The most frightening scene showed Ryan visiting friends for a night of Oxy use. The young couple he visited, faces blurred to protect their identities, shuffled off their child to do homework and put the baby down to sleep before getting out their needles. The mother's hands shook, and afterwards, blood covered her arm. Despite commenting on how messed up she was, Ryan couldn't recognize that he was on the fast track to becoming her.

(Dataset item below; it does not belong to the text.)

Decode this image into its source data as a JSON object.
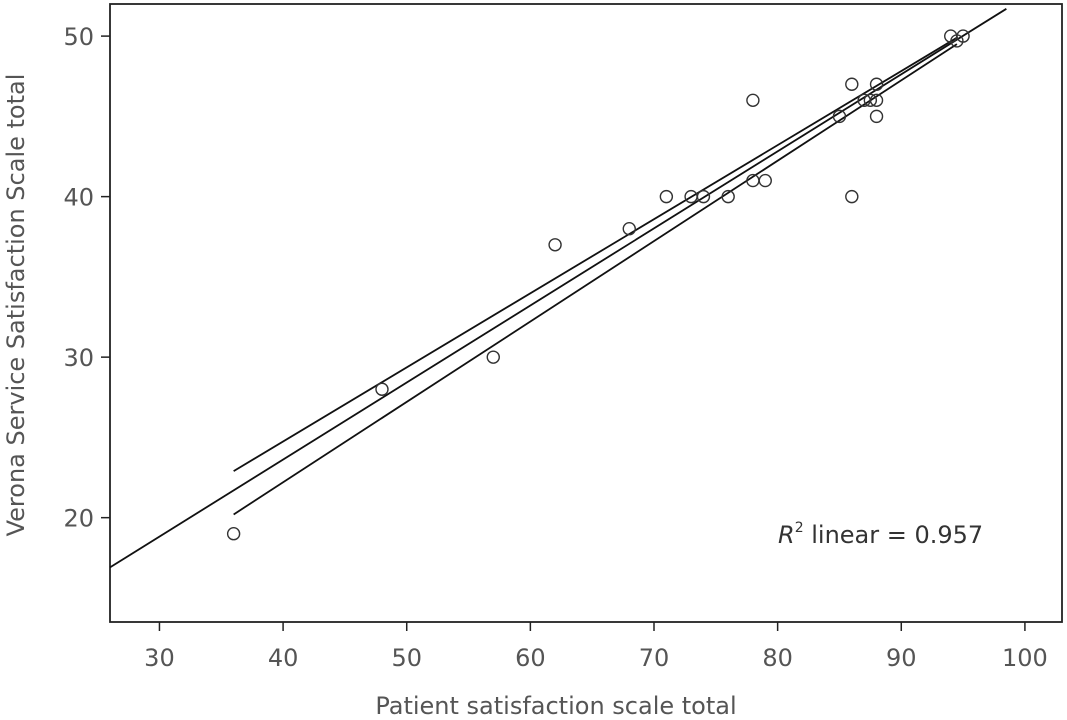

The actual intervention, involving Ryan's immediate family, aunts and uncles, girlfriend, and interventionist Ken Seeley, took only 10 minutes of the hour-long episode, with Seeley's pre-intervention interview with the family taking up another five minutes. (The interview also proved to be a mini-intervention for Paul's drinking problem.) The rest of the episode focused on Ryan's spiral towards death. It's easy to imagine a sober Ryan is pleasant, and we hope he'll make it. After hearing his family's tearful pleas that he get help, he quickly agreed and left with Ken for a detox center, to be followed by 90 days in a rehab center. Yet, a postscript to the episode noted that Ryan's behavior got him kicked out of rehab within six weeks, after which he entered another program for a month before walking out. Currently, he is living in Southern California, working as a valet. The series didn't mention whether Ryan was clean, but did point out that Paul had quit drinking.
Ryan's story is not unique. Each week, the series focuses on one or two individuals in various kinds of trouble: addicted to drugs of all kinds, alcoholic, bulimic, or violent, to name a few. Intervention is not easy to watch, but it is compelling. Whether the troubled soul is an aimless young man like Ryan, the child of a rock star, a middle-aged businessman, or a confused teenage girl, the series passes no judgments, taking a "This is where they were, this is where they are now" approach.
This approach is actually the show's one weakness. It makes little effort to examine the psychological, social, and physical factors that lead to addiction. Many young men and women grow up in homes with addiction, faced disappointments, or experimented with drugs and alcohol at an early age, but most don't find their lives spiraling out of control. What factors led Ryan to his path, when so many others choose differently? This story might help viewers recognize warning signs early, so that they don't get to the point where an intervention is needed.
Still, Intervention offers hope: help is available, recovery is possible. While Ryan's future is uncertain, the show has had numerous success stories. What comes across most clearly is the importance of commitment to recovery on the part of all involved. If Intervention helps addicts and families make that commitment, then it is important TV.